Что же мне делать? Что делать? Что делать?
– с совершенным отчаянием думал он.
– Отвечать? Молчать? Что же делать?!»

Он не представлял, что он должен сейчас, на допросе в плену, делать. Он читал в газетах и не раз слышал на политинформациях, что немцы зверски обращаются с пленными - истязают, расстреливают, морят голодом, добивают раненых. Что немцы - изверги, что они растоптали всякую человечность, попирают нормы конвенций о пленных, конвенций, которые они когда-то тоже подписали. Он сам видел возле отбитых городов лагеря, где немцы держали наших пленных, длинные могилы, где были закопаны сотни, а может быть, и тысячи погибших от голода, ран, болезней, расстрелянных или повешенных наших солдат и офицеров. Но ведь и тысячи бежали из плена, а другие многие тысячи были освобождены. И как-то же они там вели себя иа допросах. Как-то же вели. Но как? Никто никогда ни ему, ни тем, с кем он служил, с кем рядом воевал, не говорил о том, что надо делать, если попадешь в плен. Сдаваться в плен было предательством, но ведь он не сдался. У него и в мыслях не было такого! Он попал в плен!
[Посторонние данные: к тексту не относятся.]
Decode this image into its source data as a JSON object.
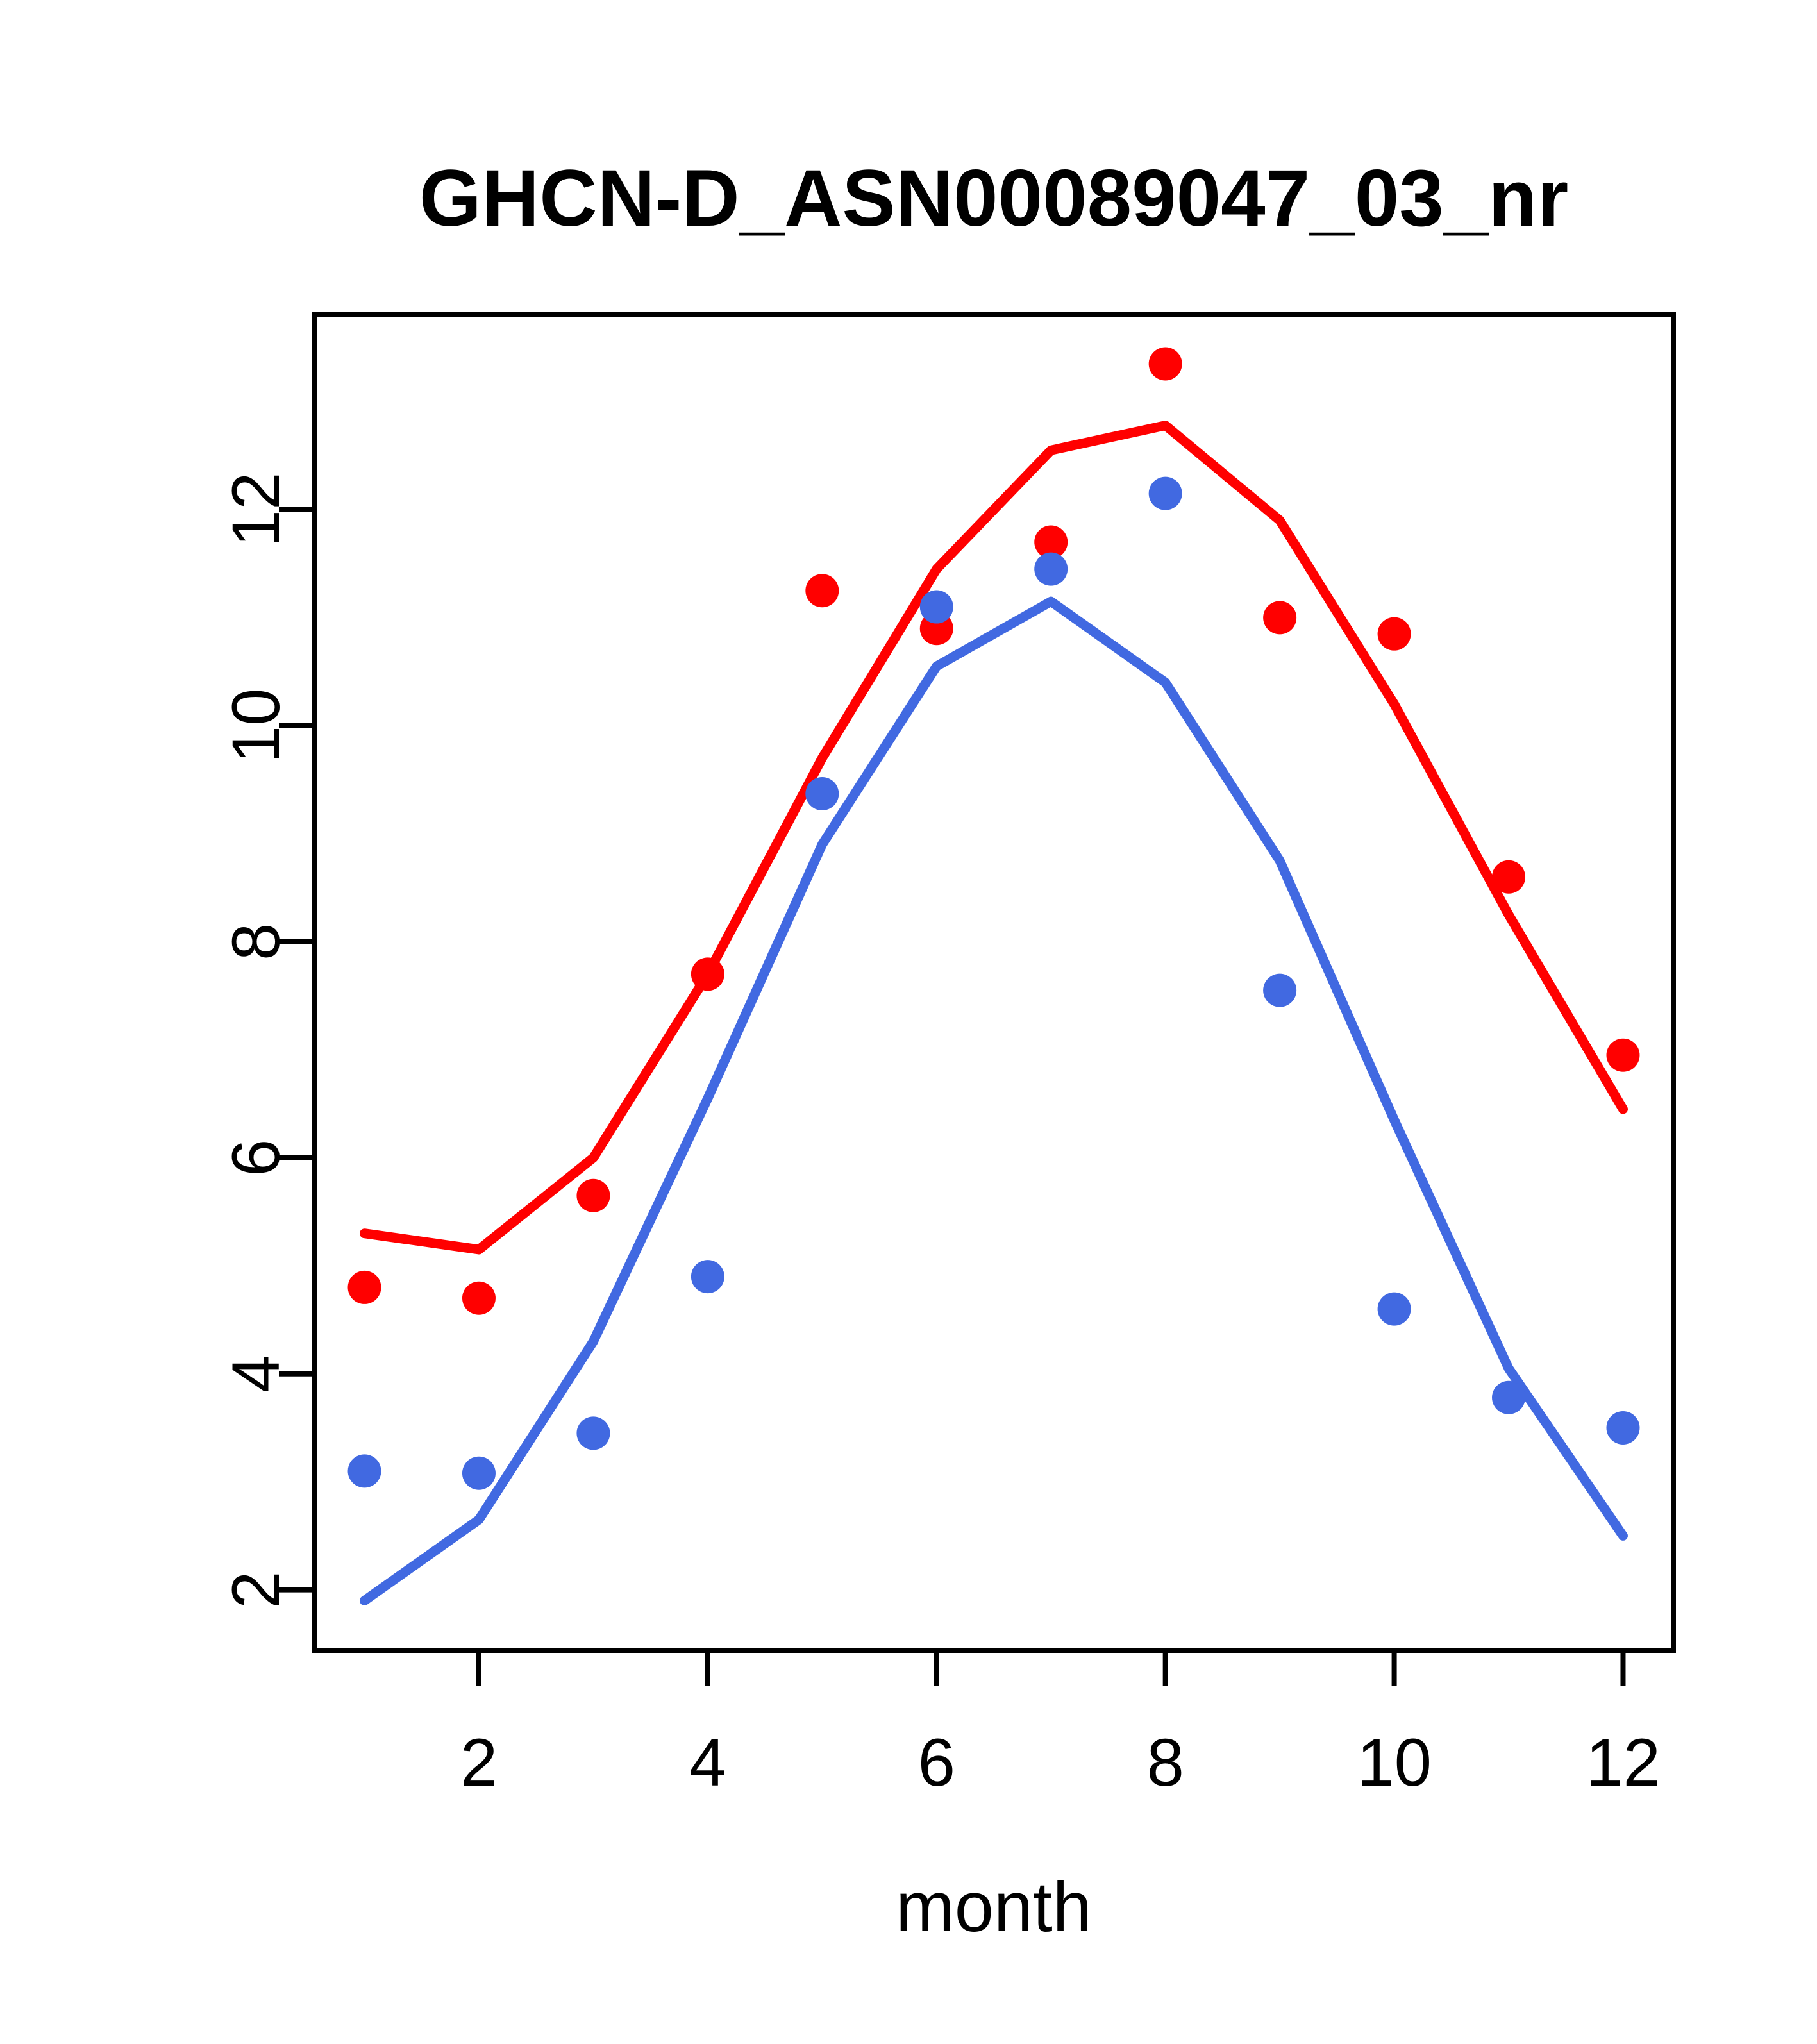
{
  "chart_data": {
    "type": "line",
    "title": "GHCN-D_ASN00089047_03_nr",
    "xlabel": "month",
    "ylabel": "",
    "x": [
      1,
      2,
      3,
      4,
      5,
      6,
      7,
      8,
      9,
      10,
      11,
      12
    ],
    "xticks": [
      2,
      4,
      6,
      8,
      10,
      12
    ],
    "yticks": [
      2,
      4,
      6,
      8,
      10,
      12
    ],
    "xlim": [
      0.56,
      12.44
    ],
    "ylim": [
      1.44,
      13.81
    ],
    "grid": false,
    "legend": "none",
    "colors": {
      "red": "#FF0000",
      "blue": "#4169E1",
      "axis": "#000000",
      "background": "#FFFFFF"
    },
    "series": [
      {
        "name": "red-line",
        "type": "line",
        "color_key": "red",
        "values": [
          5.3,
          5.15,
          6.0,
          7.7,
          9.7,
          11.45,
          12.55,
          12.78,
          11.9,
          10.2,
          8.25,
          6.45
        ]
      },
      {
        "name": "blue-line",
        "type": "line",
        "color_key": "blue",
        "values": [
          1.9,
          2.65,
          4.3,
          6.55,
          8.9,
          10.55,
          11.15,
          10.4,
          8.75,
          6.35,
          4.05,
          2.5
        ]
      },
      {
        "name": "red-points",
        "type": "scatter",
        "color_key": "red",
        "values": [
          4.8,
          4.7,
          5.65,
          7.7,
          11.25,
          10.9,
          11.7,
          13.35,
          11.0,
          10.85,
          8.6,
          6.95
        ]
      },
      {
        "name": "blue-points",
        "type": "scatter",
        "color_key": "blue",
        "values": [
          3.1,
          3.08,
          3.45,
          4.9,
          9.37,
          11.1,
          11.45,
          12.15,
          7.55,
          4.6,
          3.78,
          3.5
        ]
      }
    ]
  }
}
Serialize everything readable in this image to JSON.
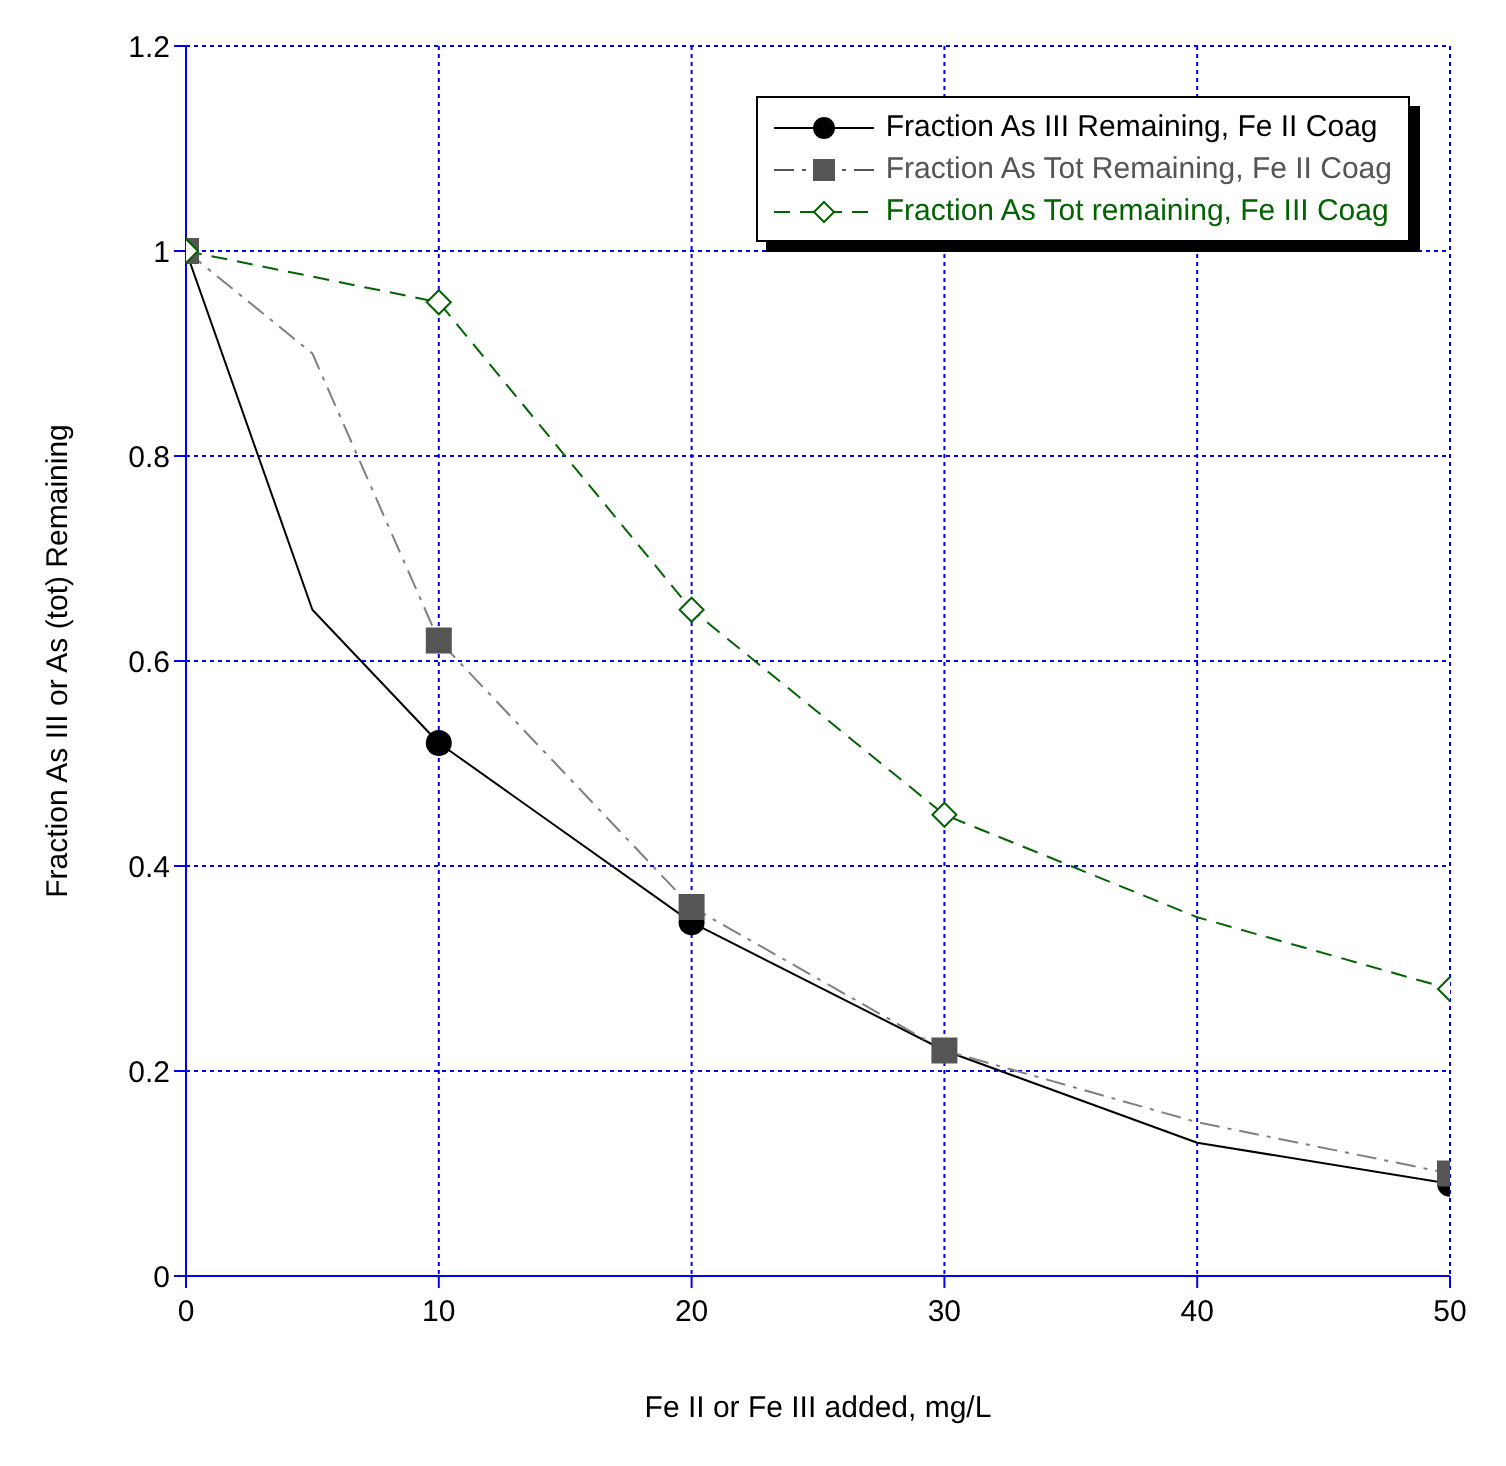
{
  "chart_data": {
    "type": "line",
    "xlabel": "Fe II or Fe III added, mg/L",
    "ylabel": "Fraction As III or As (tot) Remaining",
    "xlim": [
      0,
      50
    ],
    "xticks": [
      0,
      10,
      20,
      30,
      40,
      50
    ],
    "ylim": [
      0,
      1.2
    ],
    "yticks": [
      0,
      0.2,
      0.4,
      0.6,
      0.8,
      1,
      1.2
    ],
    "grid": true,
    "legend": "top right",
    "series": [
      {
        "color": "#000000",
        "line_style": "solid",
        "marker": "none",
        "x": [
          0,
          5,
          10,
          20,
          30,
          40,
          50
        ],
        "values": [
          1,
          0.65,
          0.52,
          0.345,
          0.22,
          0.13,
          0.09
        ]
      },
      {
        "color": "#808080",
        "line_style": "dashdot",
        "marker": "none",
        "x": [
          0,
          5,
          10,
          20,
          30,
          40,
          50
        ],
        "values": [
          1,
          0.9,
          0.62,
          0.36,
          0.22,
          0.15,
          0.1
        ]
      },
      {
        "color": "#006400",
        "line_style": "dashed",
        "marker": "none",
        "x": [
          0,
          10,
          20,
          30,
          40,
          50
        ],
        "values": [
          1,
          0.95,
          0.65,
          0.45,
          0.35,
          0.28
        ]
      },
      {
        "type": "scatter",
        "name": "Fraction As III Remaining, Fe II Coag",
        "color": "#000000",
        "line_style": "solid",
        "marker": "circle",
        "x": [
          10,
          20,
          50
        ],
        "values": [
          0.52,
          0.345,
          0.09
        ]
      },
      {
        "type": "scatter",
        "name": "Fraction As Tot Remaining, Fe II Coag",
        "color": "#555555",
        "line_style": "dashdot",
        "marker": "square",
        "x": [
          0,
          10,
          20,
          30,
          50
        ],
        "values": [
          1,
          0.62,
          0.36,
          0.22,
          0.1
        ]
      },
      {
        "type": "scatter",
        "name": "Fraction As Tot remaining, Fe III Coag",
        "color": "#006400",
        "line_style": "dashed",
        "marker": "diamond",
        "x": [
          0,
          10,
          20,
          30,
          50
        ],
        "values": [
          1,
          0.95,
          0.65,
          0.45,
          0.28
        ]
      }
    ]
  }
}
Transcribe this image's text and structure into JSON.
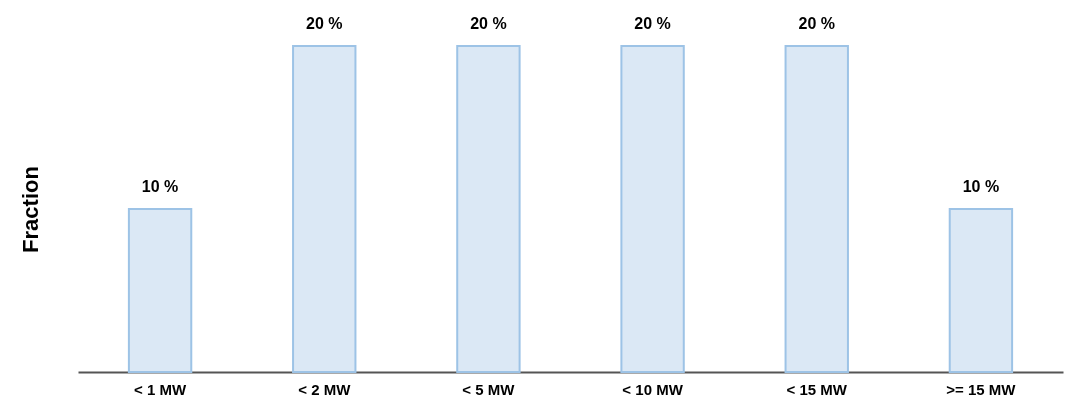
{
  "chart_data": {
    "type": "bar",
    "ylabel": "Fraction",
    "categories": [
      "< 1 MW",
      "< 2 MW",
      "< 5 MW",
      "< 10 MW",
      "< 15 MW",
      ">= 15 MW"
    ],
    "values": [
      10,
      20,
      20,
      20,
      20,
      10
    ],
    "value_labels": [
      "10 %",
      "20 %",
      "20 %",
      "20 %",
      "20 %",
      "10 %"
    ],
    "color": "#dbe8f5",
    "grid": false
  }
}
Переводчик что-то спросил старшего офицера, тот кивнул на того разведчика, который на лавке у двери возился с парусиновым мешочком, переводчик что-то приказал этому разведчику, и разведчик встал и, подойдя к столу, на его свободный угол высыпал из мешочка все, что там было: солдатскую книжку, комсомольский билет, письмо Лены, ее фотографию, кисет, «катюшу», орден, медали, гвардейский знак и часы ротного.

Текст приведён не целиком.